NLRB Rules Employers Must Bargain Over Placement and Use of Hidden Surveillance Cameras


Further extending the concept of mandatory subjects of collective bargaining, the National Labor Relations Board ("NLRB" or "Board") held that an employer must bargain with a union over the installation and use of hidden surveillance cameras placed in an employer's place of business. In Colgate-Palmolive Company, 323 NLRB 515 (1997), the Board held that the installation and use of such hidden cameras is sufficiently "germane to the work environment and outside the scope of managerial decisions lying at the core of entrepreneurial control" as to require an employer to bargain over them.

Hidden Surveillance

Colgate-Palmolive and the union had negotiated various contracts over a twenty year collective bargaining relationship. Colgate had used surveillance cameras since 1981; some were in plain view, while others were hidden. According to the employer, the union had never requested to bargain over the placement or continued use of the cameras. Between 1990 and mid-1994, the company installed 11 new surveillance cameras, most in response to suspected employee theft and other misconduct.

In July 1994, an employee discovered a hidden camera in an air vent located in the men's restroom. Although the company promptly removed the camera, the union filed a grievance regarding the placement of surveillance cameras in the facility. The company responded that while some cameras had been placed in plain view, others had been "strategically placed in other areas in response to reasonably suspected misconduct."

The union thereafter demanded to bargain over the placement and continued use of the hidden surveillance cameras. The company refused and the union filed an unfair labor practice charge with the NLRB.

Violation of National Labor Relations Act

In finding the company's refusal to bargain over the cameras to be a violation of Section 8(a)(5) of the National Labor Relations Act, the Board's administrative law judge paid particular attention to the length of the parties' collective bargaining relationship, holding that the installation and use of hidden surveillance cameras under such circumstances was a mandatory subject of collective bargaining to which the employer could not lawfully refuse to bargain. The Board, however, stated that the length of the relationship ultimately did not matter, in that "[e]ven if the union were newly elected to represent [the company's] employees, it would have the same bargaining rights" regarding the cameras.

Cameras Germane to Working Environment

Applying the tests from the Supreme Court's long-standing decisions in Ford Motor Co. v. NLRB and Fibreboard Paper Products Corp. v. NLRB, the Board held that the placement and use of hidden surveillance cameras are "plainly germane to the working environment" and not among those subjects which are so at the heart of management's control and discretion as to eliminate the employer's obligation to bargain. In so concluding, the Board likened the use of hidden surveillance cameras to drug and alcohol testing, polygraph testing and physical examinations, all of which the Board considers "Investigatory tools or methods" used to determine whether employees have engaged in misconduct and over which the Board has previously held that employers are obligated to bargain.

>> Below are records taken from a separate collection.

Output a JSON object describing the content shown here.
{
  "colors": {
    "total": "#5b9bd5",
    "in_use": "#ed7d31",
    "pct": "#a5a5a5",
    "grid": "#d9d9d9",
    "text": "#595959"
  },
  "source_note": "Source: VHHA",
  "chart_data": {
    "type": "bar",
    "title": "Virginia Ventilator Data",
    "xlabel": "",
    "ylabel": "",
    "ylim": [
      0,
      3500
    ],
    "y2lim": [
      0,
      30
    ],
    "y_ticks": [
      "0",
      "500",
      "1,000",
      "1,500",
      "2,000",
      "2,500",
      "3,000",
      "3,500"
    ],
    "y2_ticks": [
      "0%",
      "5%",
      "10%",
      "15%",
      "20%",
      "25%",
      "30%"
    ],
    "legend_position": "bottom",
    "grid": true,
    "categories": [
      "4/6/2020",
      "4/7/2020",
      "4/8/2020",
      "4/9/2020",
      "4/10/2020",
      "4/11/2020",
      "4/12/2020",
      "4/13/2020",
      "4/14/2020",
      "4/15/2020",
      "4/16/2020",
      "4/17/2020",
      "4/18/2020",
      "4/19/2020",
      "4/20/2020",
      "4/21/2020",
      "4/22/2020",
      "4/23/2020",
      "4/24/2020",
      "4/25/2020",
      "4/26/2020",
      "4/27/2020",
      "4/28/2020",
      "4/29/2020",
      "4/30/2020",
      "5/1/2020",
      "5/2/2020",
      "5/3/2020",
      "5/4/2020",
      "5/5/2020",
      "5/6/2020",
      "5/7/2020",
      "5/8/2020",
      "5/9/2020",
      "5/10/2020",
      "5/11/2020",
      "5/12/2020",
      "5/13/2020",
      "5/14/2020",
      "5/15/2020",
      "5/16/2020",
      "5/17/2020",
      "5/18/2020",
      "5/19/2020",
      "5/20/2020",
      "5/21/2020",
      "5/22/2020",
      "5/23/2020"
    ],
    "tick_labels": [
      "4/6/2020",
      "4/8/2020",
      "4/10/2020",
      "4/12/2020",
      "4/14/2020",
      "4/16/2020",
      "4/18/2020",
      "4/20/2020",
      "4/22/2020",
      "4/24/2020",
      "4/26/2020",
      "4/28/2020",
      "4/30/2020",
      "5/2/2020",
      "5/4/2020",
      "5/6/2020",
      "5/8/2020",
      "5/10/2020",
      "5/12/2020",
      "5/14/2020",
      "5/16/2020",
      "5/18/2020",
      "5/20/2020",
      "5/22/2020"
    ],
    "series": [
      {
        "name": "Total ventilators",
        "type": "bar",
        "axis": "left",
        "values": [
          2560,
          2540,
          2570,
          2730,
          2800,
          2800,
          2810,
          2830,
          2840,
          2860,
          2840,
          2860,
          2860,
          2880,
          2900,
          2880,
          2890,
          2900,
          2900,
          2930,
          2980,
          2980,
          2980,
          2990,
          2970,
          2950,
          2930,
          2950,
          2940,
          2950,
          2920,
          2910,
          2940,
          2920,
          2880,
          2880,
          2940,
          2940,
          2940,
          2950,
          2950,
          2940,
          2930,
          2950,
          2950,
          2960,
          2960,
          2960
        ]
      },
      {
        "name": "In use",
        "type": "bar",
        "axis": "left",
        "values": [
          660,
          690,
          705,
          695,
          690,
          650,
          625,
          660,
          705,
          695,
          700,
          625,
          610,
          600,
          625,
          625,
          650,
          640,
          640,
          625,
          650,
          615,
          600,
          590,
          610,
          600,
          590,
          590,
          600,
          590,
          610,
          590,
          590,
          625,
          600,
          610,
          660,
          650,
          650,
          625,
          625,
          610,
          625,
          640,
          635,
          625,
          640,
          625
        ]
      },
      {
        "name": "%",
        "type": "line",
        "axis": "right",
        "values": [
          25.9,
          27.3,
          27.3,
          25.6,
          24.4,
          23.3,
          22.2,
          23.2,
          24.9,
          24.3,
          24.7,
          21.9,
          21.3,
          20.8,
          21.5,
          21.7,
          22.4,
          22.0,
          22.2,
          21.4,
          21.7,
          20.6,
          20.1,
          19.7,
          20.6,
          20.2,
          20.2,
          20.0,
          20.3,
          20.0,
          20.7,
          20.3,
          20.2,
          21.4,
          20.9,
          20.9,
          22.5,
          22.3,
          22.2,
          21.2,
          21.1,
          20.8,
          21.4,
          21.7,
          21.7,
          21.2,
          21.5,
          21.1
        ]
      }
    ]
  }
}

The Board additionally cited employees' privacy considerations as additional justification for ordering Colgate-Palmolive to bargain with the union over the cameras.

Required to Bargain with Union Regarding Cameras

The Board was seemingly unconcerned about the company's legitimate interest in monitoring and preventing employee misconduct. The company had suggested to the Board that requiring it to bargain with the union regarding the placement of the hidden cameras would defeat the camera's purpose. The Board, however, stated that "the very existence of secret cameras ... is a term or condition of employment, and is thus a legitimate concern" of the union. The Board took the position that any concerns regarding the extent to which the location or placement of the cameras was maintained as a secret was yet another "proper subject of bargaining."